"It Can Be Hard to Come Home"
THE BEST YEARS OF OUR LIVES is an Academy Award winning Best Picture about three soldiers returning to the same town at the end of World War II. While compassionately showing the difficulties of readjusting to civilian life, the movie does feature some smoking and alcohol abuse.
The movie opens with Fred (Dana Andrews), Homer (Harold Russell, and Al (Fredric March) catching a ride on a B-17 back to Boone City. Fred, a bombardier, has nightmares about friends going down in flames. Homer, whose ship was sunk, lost his hands and has become very adept at using prosthetics. Al returns from the Army to a promotion at the local bank and two children who have grown up while he was gone. The night he returns home, he takes his reserved wife and daughter “on the town” and gets stumbling drunk.
When Fred has difficulty finding a good job, his wife, who loves to spend money on the high life, seeks a divorce. Homer rejects his family and his fiancée because he wants to be treated as a normal man. Try as they might, Homer is just too self-conscious about his hands. Meanwhile, Al struggles at the bank with being too generous making loans to veterans.
Al’s daughter Peggy (Teresa Wright) falls in love with Fred while he’s still married. Al does his best to squelch the relationship. Fred prepares to leave town, but at the last moment gets a good job with a firm dismantling thousands of warplanes. In a very moving scene that’s also a classic use of deep focus cinematography, Fred strolls past a graveyard of B-17s and says, “We sure could have used these early in the war.” The astounding effort involved in winning the war, on the homefront and overseas, just stopped.
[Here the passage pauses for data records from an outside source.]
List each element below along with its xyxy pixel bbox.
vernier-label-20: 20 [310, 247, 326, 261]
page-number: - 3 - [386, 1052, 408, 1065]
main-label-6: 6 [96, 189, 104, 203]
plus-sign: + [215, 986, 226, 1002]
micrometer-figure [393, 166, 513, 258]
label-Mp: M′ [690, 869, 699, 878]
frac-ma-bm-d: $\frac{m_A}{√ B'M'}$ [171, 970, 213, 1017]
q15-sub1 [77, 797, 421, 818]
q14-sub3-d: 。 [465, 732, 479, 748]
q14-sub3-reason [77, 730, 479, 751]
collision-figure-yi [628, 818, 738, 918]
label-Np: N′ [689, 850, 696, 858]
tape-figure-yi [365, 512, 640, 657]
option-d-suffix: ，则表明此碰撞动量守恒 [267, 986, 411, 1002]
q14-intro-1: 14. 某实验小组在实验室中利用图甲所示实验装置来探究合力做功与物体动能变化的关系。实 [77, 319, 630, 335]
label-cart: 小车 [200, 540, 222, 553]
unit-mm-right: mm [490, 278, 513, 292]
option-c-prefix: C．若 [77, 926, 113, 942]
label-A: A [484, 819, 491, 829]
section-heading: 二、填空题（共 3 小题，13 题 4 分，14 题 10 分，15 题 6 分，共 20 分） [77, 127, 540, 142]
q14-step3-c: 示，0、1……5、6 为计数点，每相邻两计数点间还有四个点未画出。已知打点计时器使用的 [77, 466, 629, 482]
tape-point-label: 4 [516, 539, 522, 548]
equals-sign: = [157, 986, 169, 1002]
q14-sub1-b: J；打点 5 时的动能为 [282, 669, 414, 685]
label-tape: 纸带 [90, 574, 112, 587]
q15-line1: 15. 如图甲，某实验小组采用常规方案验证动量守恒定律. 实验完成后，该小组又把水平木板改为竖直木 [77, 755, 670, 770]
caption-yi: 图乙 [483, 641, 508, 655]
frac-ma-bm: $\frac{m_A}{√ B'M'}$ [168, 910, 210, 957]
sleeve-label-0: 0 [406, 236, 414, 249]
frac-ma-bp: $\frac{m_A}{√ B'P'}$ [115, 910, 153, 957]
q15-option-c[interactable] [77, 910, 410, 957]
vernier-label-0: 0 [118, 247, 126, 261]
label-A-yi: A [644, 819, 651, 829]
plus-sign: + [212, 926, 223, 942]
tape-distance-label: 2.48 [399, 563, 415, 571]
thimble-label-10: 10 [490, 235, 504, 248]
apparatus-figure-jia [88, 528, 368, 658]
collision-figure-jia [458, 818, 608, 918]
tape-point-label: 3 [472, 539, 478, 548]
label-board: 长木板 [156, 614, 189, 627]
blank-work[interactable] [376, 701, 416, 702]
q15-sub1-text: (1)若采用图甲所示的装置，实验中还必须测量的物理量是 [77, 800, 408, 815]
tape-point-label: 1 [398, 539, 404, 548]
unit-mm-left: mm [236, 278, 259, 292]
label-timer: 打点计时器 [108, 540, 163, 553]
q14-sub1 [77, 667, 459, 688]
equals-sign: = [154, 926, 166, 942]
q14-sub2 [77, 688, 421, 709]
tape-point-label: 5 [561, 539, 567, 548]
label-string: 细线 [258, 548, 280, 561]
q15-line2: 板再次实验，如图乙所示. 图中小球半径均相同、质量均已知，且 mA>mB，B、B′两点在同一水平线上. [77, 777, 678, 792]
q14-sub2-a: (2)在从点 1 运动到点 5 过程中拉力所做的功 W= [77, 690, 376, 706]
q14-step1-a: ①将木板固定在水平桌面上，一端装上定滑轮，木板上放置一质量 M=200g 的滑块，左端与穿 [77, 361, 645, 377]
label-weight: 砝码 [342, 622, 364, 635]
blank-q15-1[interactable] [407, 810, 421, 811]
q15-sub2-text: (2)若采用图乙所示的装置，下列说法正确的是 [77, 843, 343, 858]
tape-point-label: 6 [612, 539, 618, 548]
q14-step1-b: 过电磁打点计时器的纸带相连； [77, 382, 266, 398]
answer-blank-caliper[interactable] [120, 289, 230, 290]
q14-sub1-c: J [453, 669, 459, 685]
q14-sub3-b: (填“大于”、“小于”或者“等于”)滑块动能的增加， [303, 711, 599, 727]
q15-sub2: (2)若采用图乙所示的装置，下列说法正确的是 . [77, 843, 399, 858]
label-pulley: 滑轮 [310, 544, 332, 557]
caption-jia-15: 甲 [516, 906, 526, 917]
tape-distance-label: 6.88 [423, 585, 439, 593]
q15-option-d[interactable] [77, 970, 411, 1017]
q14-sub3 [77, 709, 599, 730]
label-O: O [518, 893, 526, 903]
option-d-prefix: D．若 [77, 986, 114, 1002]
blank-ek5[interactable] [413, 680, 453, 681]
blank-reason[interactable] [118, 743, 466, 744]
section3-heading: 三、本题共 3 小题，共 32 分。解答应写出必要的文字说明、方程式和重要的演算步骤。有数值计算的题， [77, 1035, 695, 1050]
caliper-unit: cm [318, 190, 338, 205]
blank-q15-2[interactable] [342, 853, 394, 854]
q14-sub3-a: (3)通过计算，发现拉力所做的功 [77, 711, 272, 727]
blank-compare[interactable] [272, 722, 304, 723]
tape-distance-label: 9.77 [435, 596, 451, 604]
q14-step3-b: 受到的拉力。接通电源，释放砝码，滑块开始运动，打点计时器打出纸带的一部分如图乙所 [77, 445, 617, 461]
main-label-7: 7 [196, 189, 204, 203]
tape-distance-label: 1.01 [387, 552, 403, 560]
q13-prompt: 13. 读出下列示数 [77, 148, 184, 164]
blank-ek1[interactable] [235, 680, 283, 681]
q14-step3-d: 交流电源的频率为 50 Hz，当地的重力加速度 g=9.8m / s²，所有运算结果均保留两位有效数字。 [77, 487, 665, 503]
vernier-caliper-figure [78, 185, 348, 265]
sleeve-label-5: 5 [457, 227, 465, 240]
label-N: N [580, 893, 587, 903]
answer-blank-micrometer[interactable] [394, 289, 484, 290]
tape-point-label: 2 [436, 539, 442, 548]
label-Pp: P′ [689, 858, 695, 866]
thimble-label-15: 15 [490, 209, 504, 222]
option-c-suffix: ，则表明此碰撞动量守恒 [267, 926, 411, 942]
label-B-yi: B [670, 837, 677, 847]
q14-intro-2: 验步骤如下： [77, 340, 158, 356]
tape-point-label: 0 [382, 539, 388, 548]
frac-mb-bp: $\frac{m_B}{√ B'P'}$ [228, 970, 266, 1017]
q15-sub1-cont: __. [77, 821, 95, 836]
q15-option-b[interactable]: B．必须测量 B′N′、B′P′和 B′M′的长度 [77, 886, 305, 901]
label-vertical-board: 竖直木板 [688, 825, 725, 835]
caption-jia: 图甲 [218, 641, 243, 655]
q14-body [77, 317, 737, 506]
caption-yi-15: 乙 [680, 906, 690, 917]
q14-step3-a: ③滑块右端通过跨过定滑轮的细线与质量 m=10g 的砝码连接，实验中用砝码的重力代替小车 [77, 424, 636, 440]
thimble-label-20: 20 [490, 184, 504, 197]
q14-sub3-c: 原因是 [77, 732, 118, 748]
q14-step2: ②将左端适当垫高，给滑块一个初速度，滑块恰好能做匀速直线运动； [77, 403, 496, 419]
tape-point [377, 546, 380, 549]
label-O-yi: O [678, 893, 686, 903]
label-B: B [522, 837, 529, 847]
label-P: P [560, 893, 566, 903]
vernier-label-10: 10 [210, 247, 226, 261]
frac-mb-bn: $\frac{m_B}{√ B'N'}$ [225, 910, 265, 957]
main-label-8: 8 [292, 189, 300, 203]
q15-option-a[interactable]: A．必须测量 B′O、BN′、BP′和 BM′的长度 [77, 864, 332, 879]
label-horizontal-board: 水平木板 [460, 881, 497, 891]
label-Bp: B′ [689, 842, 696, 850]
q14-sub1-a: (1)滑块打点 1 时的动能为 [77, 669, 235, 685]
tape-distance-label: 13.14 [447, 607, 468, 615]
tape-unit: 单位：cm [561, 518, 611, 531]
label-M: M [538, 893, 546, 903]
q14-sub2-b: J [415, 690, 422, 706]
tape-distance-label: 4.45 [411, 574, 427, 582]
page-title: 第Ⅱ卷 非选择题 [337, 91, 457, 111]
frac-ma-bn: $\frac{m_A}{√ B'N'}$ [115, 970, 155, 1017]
THE BEST YEARS OF OUR LIVES does a remarkable job capturing the issues returning American veterans faced after World Wart II. The direction by William Wyler (BEN-HUR) is superlative. Harold Russell, a real WW II double amputee, gives a startling, profoundly touching and realistic performance that’s one of the most honest portrayals you may ever see at the movies. THE BEST YEARS OF OUR LIVES is patriotic and pro-free enterprise with strong Christian elements in a wonderful wedding scene, but it does have some troubling misuse of alcohol and considerable smoking.
The movie won seven Academy Awards, including Best Picture, Best Director (William Wyler), Best Actor (Fredric March), and Best Supporting Actor (Harold Russell). It struck a chord with the many veterans returning home around the world. It was immensely popular in Great Britain as well. THE BEST YEARS OF OUR LIVES is a true masterpiece.
(BB, CC, PPP, Cap, V, S, N, AA, D, M) Strong moral worldview that draws attention to a Christian wedding at the uplifting ending, plus very strong Pro-American, patriotic content and light pro-capitalist content; no foul language; brief fight scene with one good slug; unmarried girl kissed by a married man; upper male nudity; alcohol use and drunkenness; considerable smoking, cigars and cigarettes; and, a divorce.
THE BEST YEARS OF OUR LIVES opens with Fred, Homer, and Al catching a ride on a B-17 back to Boone City. Fred, a bombardier, has nightmares about friends going down in flames. Homer lost his hands, but has become adept at using hooks. Al returns from the Army to a promotion at the local bank and two grown-up children. The night he returns home, he takes his reserved wife and daughter “on the town” and gets stumbling drunk. When Fred has difficulty finding a good job, his spendthrift wife seeks a divorce. Homer rejects his family and his fiancée because he wants to be treated as a normal man. Al struggles at the bank with being too generous making loans to veterans.
THE BEST YEARS OF OUR LIVES does a remarkable job capturing the issues confronting returning American servicemen after World War II. It’s a true masterpiece that’s compassionate, profound and uplifting, with several amazing performances. THE BEST YEARS OF OUR LIVES is also very patriotic, with strong Christian elements in a wedding scene, but there is some smoking and alcohol abuse.